Ce sont des conseils pour espérer faire de votre vie la plus heureuse et longue possible que je m’efforce de vous donner par l’intermédiaire de mes lettres, mais également des revues et des programmes vidéo que j’édite.

La vie humaine est précieuse précisément parce qu’elle est limitée.

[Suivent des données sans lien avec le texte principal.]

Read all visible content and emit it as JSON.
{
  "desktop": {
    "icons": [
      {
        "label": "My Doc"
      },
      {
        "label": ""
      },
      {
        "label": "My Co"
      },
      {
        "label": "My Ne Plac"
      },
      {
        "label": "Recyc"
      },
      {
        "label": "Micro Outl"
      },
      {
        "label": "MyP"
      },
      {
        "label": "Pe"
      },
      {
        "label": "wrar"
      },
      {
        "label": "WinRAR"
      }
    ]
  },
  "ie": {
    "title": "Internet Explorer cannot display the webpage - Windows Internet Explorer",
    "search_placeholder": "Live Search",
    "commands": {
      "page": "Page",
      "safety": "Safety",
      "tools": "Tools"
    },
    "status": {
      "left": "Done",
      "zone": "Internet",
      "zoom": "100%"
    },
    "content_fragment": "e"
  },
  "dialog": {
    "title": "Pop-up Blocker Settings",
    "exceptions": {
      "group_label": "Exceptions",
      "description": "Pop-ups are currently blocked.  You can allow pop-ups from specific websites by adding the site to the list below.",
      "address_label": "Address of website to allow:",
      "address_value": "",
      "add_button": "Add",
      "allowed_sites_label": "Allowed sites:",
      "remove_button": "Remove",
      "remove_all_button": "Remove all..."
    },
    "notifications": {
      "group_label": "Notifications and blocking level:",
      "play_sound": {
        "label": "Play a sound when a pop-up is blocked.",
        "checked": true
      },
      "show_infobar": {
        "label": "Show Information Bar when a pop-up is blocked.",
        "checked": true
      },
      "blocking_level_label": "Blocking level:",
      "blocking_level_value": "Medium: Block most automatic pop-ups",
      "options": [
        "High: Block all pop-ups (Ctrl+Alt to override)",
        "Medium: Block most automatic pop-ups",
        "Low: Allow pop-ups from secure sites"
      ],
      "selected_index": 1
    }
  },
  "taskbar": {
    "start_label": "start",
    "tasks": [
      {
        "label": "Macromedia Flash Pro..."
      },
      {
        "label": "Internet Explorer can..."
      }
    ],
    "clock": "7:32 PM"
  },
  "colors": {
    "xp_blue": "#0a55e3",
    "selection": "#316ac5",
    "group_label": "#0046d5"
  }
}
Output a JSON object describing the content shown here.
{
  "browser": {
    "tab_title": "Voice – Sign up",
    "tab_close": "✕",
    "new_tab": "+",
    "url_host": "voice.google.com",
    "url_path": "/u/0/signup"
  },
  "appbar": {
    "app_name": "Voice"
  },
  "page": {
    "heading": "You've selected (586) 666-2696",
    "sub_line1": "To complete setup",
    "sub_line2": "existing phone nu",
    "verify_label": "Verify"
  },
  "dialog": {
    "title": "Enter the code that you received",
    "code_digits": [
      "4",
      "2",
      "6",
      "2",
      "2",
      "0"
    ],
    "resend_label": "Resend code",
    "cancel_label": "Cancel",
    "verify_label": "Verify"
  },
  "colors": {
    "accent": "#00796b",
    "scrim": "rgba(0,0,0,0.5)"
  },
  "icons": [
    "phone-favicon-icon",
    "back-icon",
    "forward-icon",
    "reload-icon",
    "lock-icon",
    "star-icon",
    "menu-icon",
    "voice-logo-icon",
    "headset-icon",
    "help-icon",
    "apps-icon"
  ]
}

Le défi n’est peut-être pas tant de prolonger la vie à tout prix, mais de la vivre pleinement, en acceptant avec philosophie les limites imposées par la nature et la biologie.

Le vieillissement fait partie intégrante de l’expérience humaine. En faire un naufrage ou une expérience édifiante tient à chacun de vos choix.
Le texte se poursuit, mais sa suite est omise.